Сашка подавился на полуслове; Иван Никанорыч уже прикрывал за собой калитку, когда он разразился диким матом, наклонился и стал судорожно шарить в траве своими культями. Худяков усмехнулся: «Теперь ты такой, какой есть!» и задвинул засов.

Сашка, видимо, все-таки нашел камень, но то ли булыжник из его «клешни» выскользнул, то ли не решился им по воротам запустить, только взвыл, запричитал слезно:

— Иван Никанорыч, дорогой, прости мета, дурака! Не дай погибнуть! Не подсобишь если, руки на себя наложу! Прости!

Он даже ослаб в коленках, упал в грязь на дороге — видел подошедший опять к окну Худяков — и так, ползком, обессилев, убрался в свой двор и там затих где-то.

Иван Никанорыч всю ночь не мог уснуть, повалявшись с боку на бок, вставал, курил на крыльце, глазел на звезды. «Как земля такую пакость на себе носит?! — вздыхал и сокрушался он. — И вроде бы бьет и мает ее, эту пакость, по жизни и мучит, но истребить ее вовсе не может. Почему так?.. Но мне ли, человеку, судить».

Чуть свет Иван Никанорыч убрел в монастырь. Возле церкви иконы Божией Матери «Всех Скорбящих Радосте» всякий хлам, груды битого кирпича, мусор убрали — Худяков сюда приноровился ходить подсоблять трудникам, теперь не только по воскресеньям забегал в храм свечку поставить. Взялись и вокруг облупленной, с карминно-красными пятнами выветренного кирпича громадины Спасского собора чистоту и порядок наводить.

В ранний час даже сторож дрых, его собака затявкала, но узнав частого посетителя, дружелюбно завиляла хвостом. Иван Никанорыч, взяв из потайного места лом, принялся яростно долбить кирпичный завал прямо пред вратами храма: хотелось забыться, утишить все взбаламученное в душе внезапным вторжением в устоявшуюся тихую жизнь давно похороненного Сашки. И, может, преодолеть растерянность. Ведь когда тот, стоя на коленках, умолял заполошно, плакал, все-таки что-то дрогнуло в Худякове, хоть он сейчас и не старался вспоминать об этом.

Скоро он устал, взмок, вдаривая железным «карандашиком», пусть и овевало утренней прохладой, огляделся куда бы примоститься, и, увидев приоткрытые, обитые листами заржавленного железа, врата храма, решился туда зайти. Сколько уж тут мимо не ходил в церковь, не работал рядом, а заглянуть внутрь собора, где отец-безбожник в припадке сумасшествия разбил об стену свою непутевую голову, страшился.
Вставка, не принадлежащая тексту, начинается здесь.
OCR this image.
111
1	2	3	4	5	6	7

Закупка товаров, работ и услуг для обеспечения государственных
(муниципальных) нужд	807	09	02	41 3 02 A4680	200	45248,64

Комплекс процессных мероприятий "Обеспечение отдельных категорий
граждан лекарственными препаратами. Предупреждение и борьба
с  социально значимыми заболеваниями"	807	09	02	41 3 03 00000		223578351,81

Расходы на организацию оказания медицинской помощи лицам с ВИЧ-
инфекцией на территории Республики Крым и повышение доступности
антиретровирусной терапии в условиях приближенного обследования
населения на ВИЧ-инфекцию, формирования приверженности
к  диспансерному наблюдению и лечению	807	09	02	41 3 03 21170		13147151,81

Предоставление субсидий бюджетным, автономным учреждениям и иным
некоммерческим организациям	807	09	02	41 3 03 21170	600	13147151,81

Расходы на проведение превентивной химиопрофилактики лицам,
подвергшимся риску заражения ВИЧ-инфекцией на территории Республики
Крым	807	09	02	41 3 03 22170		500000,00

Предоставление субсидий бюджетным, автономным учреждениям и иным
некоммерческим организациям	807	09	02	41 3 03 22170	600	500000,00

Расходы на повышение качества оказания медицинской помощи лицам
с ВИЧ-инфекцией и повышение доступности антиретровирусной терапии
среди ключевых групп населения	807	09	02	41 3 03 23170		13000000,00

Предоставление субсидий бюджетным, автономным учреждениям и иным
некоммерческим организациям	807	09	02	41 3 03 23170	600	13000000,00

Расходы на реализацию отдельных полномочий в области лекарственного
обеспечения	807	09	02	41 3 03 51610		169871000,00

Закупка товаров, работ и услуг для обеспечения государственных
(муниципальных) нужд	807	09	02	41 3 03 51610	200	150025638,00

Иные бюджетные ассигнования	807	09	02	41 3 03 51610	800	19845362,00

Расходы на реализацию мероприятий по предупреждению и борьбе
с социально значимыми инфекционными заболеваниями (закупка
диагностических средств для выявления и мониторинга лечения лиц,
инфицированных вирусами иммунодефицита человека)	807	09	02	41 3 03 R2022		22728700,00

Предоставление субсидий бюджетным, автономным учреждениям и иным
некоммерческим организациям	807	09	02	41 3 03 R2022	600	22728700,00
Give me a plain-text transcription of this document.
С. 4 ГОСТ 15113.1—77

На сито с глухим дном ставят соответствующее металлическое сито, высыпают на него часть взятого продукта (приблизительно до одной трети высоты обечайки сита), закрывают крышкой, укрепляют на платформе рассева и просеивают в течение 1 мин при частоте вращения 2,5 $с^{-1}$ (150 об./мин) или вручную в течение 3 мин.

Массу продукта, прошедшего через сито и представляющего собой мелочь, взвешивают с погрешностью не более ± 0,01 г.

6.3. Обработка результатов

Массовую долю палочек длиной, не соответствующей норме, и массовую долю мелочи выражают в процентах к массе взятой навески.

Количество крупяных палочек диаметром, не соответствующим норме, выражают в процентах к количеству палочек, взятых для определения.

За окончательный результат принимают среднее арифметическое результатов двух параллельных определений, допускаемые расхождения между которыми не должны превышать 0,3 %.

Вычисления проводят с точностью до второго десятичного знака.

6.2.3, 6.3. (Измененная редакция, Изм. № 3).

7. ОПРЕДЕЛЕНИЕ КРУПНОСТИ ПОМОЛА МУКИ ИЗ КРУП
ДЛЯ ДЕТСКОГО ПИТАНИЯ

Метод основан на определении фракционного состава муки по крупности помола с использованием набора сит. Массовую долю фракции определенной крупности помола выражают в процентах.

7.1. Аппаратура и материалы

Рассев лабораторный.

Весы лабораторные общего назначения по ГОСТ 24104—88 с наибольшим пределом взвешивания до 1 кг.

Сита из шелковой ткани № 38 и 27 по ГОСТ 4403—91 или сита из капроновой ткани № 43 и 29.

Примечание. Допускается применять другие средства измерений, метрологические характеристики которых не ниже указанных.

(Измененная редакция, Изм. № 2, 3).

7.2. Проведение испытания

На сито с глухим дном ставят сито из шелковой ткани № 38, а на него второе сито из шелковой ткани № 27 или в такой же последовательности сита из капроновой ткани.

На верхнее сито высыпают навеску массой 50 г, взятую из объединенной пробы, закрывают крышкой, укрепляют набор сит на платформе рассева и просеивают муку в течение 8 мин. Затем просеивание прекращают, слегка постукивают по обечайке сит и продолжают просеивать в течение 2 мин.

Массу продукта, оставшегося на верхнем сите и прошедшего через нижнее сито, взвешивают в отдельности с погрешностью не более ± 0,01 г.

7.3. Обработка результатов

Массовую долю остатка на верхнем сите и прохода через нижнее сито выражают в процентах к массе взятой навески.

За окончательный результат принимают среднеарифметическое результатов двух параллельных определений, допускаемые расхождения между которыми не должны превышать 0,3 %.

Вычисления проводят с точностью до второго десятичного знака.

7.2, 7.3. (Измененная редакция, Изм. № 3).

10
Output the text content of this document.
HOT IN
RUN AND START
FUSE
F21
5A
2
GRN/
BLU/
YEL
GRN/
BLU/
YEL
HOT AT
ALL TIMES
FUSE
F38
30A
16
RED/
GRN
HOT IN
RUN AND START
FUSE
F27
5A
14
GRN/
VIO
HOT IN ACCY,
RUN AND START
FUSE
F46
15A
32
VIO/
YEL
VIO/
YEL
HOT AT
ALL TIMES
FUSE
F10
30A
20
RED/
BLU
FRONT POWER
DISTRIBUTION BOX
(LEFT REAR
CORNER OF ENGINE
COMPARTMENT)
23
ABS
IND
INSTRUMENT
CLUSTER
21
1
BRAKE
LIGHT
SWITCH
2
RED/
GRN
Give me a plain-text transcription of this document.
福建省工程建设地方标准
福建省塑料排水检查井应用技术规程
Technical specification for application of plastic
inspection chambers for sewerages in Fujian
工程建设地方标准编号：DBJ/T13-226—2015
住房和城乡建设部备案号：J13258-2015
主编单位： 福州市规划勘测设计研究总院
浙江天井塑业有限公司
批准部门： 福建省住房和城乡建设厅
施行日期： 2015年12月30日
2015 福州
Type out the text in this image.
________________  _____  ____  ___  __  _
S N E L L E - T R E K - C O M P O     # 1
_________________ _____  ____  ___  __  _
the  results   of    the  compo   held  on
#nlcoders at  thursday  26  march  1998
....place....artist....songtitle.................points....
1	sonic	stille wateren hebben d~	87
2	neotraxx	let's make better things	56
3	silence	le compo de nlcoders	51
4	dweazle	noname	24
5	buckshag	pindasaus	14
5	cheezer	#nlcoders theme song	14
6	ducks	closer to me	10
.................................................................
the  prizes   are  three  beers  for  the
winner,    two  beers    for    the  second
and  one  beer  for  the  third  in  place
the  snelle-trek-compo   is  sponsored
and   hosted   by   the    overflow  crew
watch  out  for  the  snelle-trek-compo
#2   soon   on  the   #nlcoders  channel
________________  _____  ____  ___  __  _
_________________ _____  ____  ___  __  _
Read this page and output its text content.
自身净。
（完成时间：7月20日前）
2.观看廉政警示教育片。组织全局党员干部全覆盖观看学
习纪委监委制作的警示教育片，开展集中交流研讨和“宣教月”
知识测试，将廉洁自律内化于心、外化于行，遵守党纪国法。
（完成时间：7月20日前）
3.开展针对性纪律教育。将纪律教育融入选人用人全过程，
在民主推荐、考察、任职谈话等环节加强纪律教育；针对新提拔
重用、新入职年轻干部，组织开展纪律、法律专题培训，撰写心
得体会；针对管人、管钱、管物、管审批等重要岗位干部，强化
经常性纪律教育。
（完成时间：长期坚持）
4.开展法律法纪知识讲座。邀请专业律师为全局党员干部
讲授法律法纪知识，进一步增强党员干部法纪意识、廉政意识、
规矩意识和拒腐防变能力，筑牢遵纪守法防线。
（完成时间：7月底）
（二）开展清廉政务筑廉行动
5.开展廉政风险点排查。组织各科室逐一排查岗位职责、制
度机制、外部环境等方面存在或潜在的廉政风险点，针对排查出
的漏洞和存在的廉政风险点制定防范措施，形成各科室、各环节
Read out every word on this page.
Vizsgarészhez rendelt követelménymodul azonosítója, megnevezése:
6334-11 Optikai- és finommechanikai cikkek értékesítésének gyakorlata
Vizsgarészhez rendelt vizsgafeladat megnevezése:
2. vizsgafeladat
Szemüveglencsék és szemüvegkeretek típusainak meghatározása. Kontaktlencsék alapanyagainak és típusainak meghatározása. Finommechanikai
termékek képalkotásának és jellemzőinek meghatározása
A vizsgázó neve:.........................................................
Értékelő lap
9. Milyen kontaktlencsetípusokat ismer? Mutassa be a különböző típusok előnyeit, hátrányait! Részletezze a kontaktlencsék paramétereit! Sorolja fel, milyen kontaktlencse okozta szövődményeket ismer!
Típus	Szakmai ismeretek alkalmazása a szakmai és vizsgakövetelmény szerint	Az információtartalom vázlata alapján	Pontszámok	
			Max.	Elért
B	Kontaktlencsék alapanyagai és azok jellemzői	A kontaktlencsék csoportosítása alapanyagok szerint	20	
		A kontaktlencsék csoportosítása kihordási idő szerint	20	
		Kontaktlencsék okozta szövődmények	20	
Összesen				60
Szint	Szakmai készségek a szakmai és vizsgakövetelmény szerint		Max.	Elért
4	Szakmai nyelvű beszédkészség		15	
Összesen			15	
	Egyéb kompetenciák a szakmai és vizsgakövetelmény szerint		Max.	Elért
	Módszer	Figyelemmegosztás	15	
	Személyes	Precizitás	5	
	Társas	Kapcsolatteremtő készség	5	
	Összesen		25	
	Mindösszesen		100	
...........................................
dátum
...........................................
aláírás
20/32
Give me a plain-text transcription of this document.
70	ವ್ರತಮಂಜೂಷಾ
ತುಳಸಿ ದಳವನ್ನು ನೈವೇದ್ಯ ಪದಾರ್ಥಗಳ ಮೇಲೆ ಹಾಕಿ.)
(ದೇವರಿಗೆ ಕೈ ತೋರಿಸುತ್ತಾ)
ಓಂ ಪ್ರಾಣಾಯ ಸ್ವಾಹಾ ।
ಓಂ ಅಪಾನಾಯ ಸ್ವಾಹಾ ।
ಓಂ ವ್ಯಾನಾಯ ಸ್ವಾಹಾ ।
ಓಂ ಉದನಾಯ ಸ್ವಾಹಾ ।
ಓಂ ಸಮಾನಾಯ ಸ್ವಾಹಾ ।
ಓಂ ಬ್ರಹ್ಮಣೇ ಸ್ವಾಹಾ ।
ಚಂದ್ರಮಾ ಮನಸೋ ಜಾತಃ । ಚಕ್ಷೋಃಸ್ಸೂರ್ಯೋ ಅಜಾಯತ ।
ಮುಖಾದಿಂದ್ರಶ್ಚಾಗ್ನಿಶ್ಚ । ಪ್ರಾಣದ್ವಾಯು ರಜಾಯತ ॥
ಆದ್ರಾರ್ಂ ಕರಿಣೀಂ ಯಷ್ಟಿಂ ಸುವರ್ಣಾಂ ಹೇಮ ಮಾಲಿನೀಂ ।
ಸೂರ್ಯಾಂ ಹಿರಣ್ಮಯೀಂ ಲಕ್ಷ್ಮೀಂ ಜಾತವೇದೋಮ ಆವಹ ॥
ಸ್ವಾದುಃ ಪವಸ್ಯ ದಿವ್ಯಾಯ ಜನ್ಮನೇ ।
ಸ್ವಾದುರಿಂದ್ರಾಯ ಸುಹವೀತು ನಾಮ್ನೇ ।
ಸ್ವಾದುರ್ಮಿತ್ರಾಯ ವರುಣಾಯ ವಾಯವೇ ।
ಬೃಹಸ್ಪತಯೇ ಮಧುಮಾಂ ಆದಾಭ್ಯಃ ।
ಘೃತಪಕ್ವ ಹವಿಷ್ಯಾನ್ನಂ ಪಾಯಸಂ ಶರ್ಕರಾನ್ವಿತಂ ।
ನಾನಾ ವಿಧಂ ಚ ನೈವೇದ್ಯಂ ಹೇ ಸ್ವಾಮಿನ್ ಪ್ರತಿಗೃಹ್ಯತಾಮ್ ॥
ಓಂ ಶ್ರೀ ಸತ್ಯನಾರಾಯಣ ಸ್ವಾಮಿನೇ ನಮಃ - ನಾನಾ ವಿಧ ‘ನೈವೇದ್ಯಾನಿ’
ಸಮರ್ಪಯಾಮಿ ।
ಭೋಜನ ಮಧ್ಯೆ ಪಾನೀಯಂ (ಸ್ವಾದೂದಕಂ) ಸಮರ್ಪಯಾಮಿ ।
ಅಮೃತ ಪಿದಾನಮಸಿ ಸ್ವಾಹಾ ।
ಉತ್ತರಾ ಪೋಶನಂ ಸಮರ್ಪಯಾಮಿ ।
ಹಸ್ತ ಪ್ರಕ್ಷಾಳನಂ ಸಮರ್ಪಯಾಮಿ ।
В храме с забитыми досками окнами было сумрачно, шаги гулко отдавались под высокими сводами, как ни старался Иван Никанорыч тише, осторожнее ступать по каменному полу. Весь собор внутри был наглухо, плотно заштукатурен, стены по низу вымазаны краской и пестрели всякими скабрезными, выцарапанными недоумками, надписями.

Худяков поморщился, взглянул вверх, туда, где ближе к куполу в верхний ярус незаколоченных окон лились лучи восходящего солнца, и обомлел: из-под свода смотрели на него пристально проницательные, бездонной глубины глаза Спаса Всемилостивого. Видно, недавно толстый пласт штукатурки обвалился, явив фреску; осколки его хрустели на полу под ногами попятившегося и торопливо крестящегося Ивана Никанорыча.

— Вот оно, вот оно… — бормотал Худяков. — Кто наказует — тот и милует…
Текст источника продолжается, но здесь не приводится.